# Umbau von Hardwarereglern auf S7



## Andreas B. (15 Juni 2007)

Hallo zusammen

Mein Problem:
Ich möchte 3 Hardwareregler einer Temperaturregelung gegen eine S7 tauschen

Meine Hardware und die Aufgabe:

Die vorhanden Regler sind ein Sollwertregler, ein Regler zum Heizen und einer zum Kühlen. 
Der Kaskadenregler bekommt einen Temperatursollwert und muss ein Chemiebecken von mehreren tausend Litern sehr schnell in der Temperatur regeln. 
Am Kühlregler ist ein Motorventil  angeschlossen das  über einen Takt auf und zu gefahren werden kann. (Takt auf und Takt für zu)
Am Heizregler ist ein Motorventil  angeschlossen das  über einen Takt auf und zu gefahren werden kann. (Takt auf und Takt für zu)

Die Temperaturregelungen mit der Kaskadenregelung ist ca 20mal vorhanden. Die teilweise sehr alten Regler sollen ausgetauscht werden.

Ist das mit einer S7 machbar ? gibt es solche Regelbausteine in CFC ?


Für jeden Tank bräuchte ich drei sehr flexibele Regelbausteine die am Ausgang Takte für Kühlen und Takte für Heizen erzeugen.

Bedienung und Visu lasse ich jetzt mal hier raus.

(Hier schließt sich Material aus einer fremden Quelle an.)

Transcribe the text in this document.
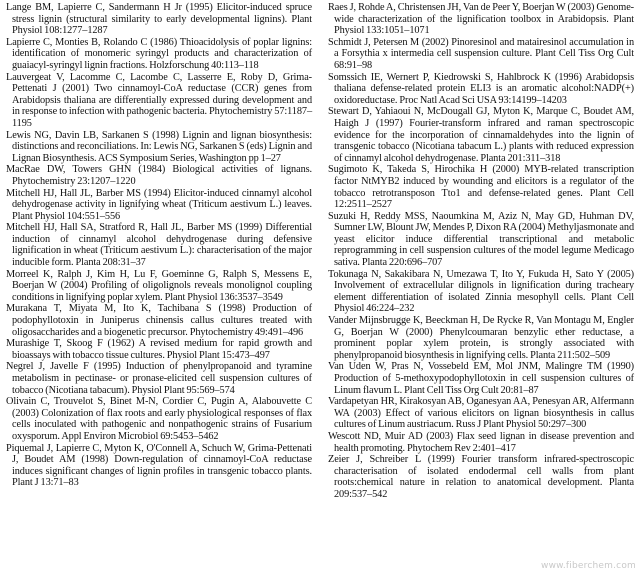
Lange BM, Lapierre C, Sandermann H Jr (1995) Elicitor-induced spruce stress lignin (structural similarity to early developmental lignins). Plant Physiol 108:1277–1287

Lapierre C, Monties B, Rolando C (1986) Thioacidolysis of poplar lignins: identification of monomeric syringyl products and characterization of guaiacyl-syringyl lignin fractions. Holzforschung 40:113–118

Lauvergeat V, Lacomme C, Lacombe C, Lasserre E, Roby D, Grima-Pettenati J (2001) Two cinnamoyl-CoA reductase (CCR) genes from Arabidopsis thaliana are differentially expressed during development and in response to infection with pathogenic bacteria. Phytochemistry 57:1187–1195

Lewis NG, Davin LB, Sarkanen S (1998) Lignin and lignan biosynthesis: distinctions and reconciliations. In: Lewis NG, Sarkanen S (eds) Lignin and Lignan Biosynthesis. ACS Symposium Series, Washington pp 1–27

MacRae DW, Towers GHN (1984) Biological activities of lignans. Phytochemistry 23:1207–1220

Mitchell HJ, Hall JL, Barber MS (1994) Elicitor-induced cinnamyl alcohol dehydrogenase activity in lignifying wheat (Triticum aestivum L.) leaves. Plant Physiol 104:551–556

Mitchell HJ, Hall SA, Stratford R, Hall JL, Barber MS (1999) Differential induction of cinnamyl alcohol dehydrogenase during defensive lignification in wheat (Triticum aestivum L.): characterisation of the major inducible form. Planta 208:31–37

Morreel K, Ralph J, Kim H, Lu F, Goeminne G, Ralph S, Messens E, Boerjan W (2004) Profiling of oligolignols reveals monolignol coupling conditions in lignifying poplar xylem. Plant Physiol 136:3537–3549

Murakana T, Miyata M, Ito K, Tachibana S (1998) Production of podophyllotoxin in Juniperus chinensis callus cultures treated with oligosaccharides and a biogenetic precursor. Phytochemistry 49:491–496

Murashige T, Skoog F (1962) A revised medium for rapid growth and bioassays with tobacco tissue cultures. Physiol Plant 15:473–497

Negrel J, Javelle F (1995) Induction of phenylpropanoid and tyramine metabolism in pectinase- or pronase-elicited cell suspension cultures of tobacco (Nicotiana tabacum). Physiol Plant 95:569–574

Olivain C, Trouvelot S, Binet M-N, Cordier C, Pugin A, Alabouvette C (2003) Colonization of flax roots and early physiological responses of flax cells inoculated with pathogenic and nonpathogenic strains of Fusarium oxysporum. Appl Environ Microbiol 69:5453–5462

Piquemal J, Lapierre C, Myton K, O'Connell A, Schuch W, Grima-Pettenati J, Boudet AM (1998) Down-regulation of cinnamoyl-CoA reductase induces significant changes of lignin profiles in transgenic tobacco plants. Plant J 13:71–83

Raes J, Rohde A, Christensen JH, Van de Peer Y, Boerjan W (2003) Genome-wide characterization of the lignification toolbox in Arabidopsis. Plant Physiol 133:1051–1071

Schmidt J, Petersen M (2002) Pinoresinol and matairesinol accumulation in a Forsythia x intermedia cell suspension culture. Plant Cell Tiss Org Cult 68:91–98

Somssich IE, Wernert P, Kiedrowski S, Hahlbrock K (1996) Arabidopsis thaliana defense-related protein ELI3 is an aromatic alcohol:NADP(+) oxidoreductase. Proc Natl Acad Sci USA 93:14199–14203

Stewart D, Yahiaoui N, McDougall GJ, Myton K, Marque C, Boudet AM, Haigh J (1997) Fourier-transform infrared and raman spectroscopic evidence for the incorporation of cinnamaldehydes into the lignin of transgenic tobacco (Nicotiana tabacum L.) plants with reduced expression of cinnamyl alcohol dehydrogenase. Planta 201:311–318

Sugimoto K, Takeda S, Hirochika H (2000) MYB-related transcription factor NtMYB2 induced by wounding and elicitors is a regulator of the tobacco retrotransposon Tto1 and defense-related genes. Plant Cell 12:2511–2527

Suzuki H, Reddy MSS, Naoumkina M, Aziz N, May GD, Huhman DV, Sumner LW, Blount JW, Mendes P, Dixon RA (2004) Methyljasmonate and yeast elicitor induce differential transcriptional and metabolic reprogramming in cell suspension cultures of the model legume Medicago sativa. Planta 220:696–707

Tokunaga N, Sakakibara N, Umezawa T, Ito Y, Fukuda H, Sato Y (2005) Involvement of extracellular dilignols in lignification during tracheary element differentiation of isolated Zinnia mesophyll cells. Plant Cell Physiol 46:224–232

Vander Mijnsbrugge K, Beeckman H, De Rycke R, Van Montagu M, Engler G, Boerjan W (2000) Phenylcoumaran benzylic ether reductase, a prominent poplar xylem protein, is strongly associated with phenylpropanoid biosynthesis in lignifying cells. Planta 211:502–509

Van Uden W, Pras N, Vossebeld EM, Mol JNM, Malingre TM (1990) Production of 5-methoxypodophyllotoxin in cell suspension cultures of Linum flavum L. Plant Cell Tiss Org Cult 20:81–87

Vardapetyan HR, Kirakosyan AB, Oganesyan AA, Penesyan AR, Alfermann WA (2003) Effect of various elicitors on lignan biosynthesis in callus cultures of Linum austriacum. Russ J Plant Physiol 50:297–300

Wescott ND, Muir AD (2003) Flax seed lignan in disease prevention and health promoting. Phytochem Rev 2:401–417

Zeier J, Schreiber L (1999) Fourier transform infrared-spectroscopic characterisation of isolated endodermal cell walls from plant roots:chemical nature in relation to anatomical development. Planta 209:537–542

www.fiberchem.com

Den Sollwert hätte ich in REAL. Dieser muss den Heiz- und Kühlregler bedienen. Als Ausgang brauche ich nur 4 digitale für die Motorventile 

Wer hat sowas mal realisiert ? und hat eine Verständlich Idee?

Gruß Andreas


----------



## xhasx (15 Juni 2007)

Gibt's!

FB58, und ein Beispielprojekt ist in Step7 dabei.


----------



## Onkel Dagobert (15 Juni 2007)

Hallo Andreas,

ein geiles Projekt! Ich würde als Führungsregler den FB41, und als Folgeregler 2x den FB59 einsetzen, das ganze 20x. Die Regler im OB35 über einen Aufrufverteiler aufrufen! Temperaturregelungen mit ..zig gleichartigen Regelkreisen, incl. einer sehr effektiven HMI-Anbindung habe ich schon gemacht. Ohne Visu würde ich das jedoch nicht angehen.

Ist die Hardware schon festgelegt, oder ist Sparen noch möglich?


Gruß, Onkel


----------



## kiestumpe (19 Juni 2007)

Zum Takten kann auch noch der FB 42 und FB 43 helfen, da hier bereits Taktsignale erzeugt werden. 

hth

Frank


----------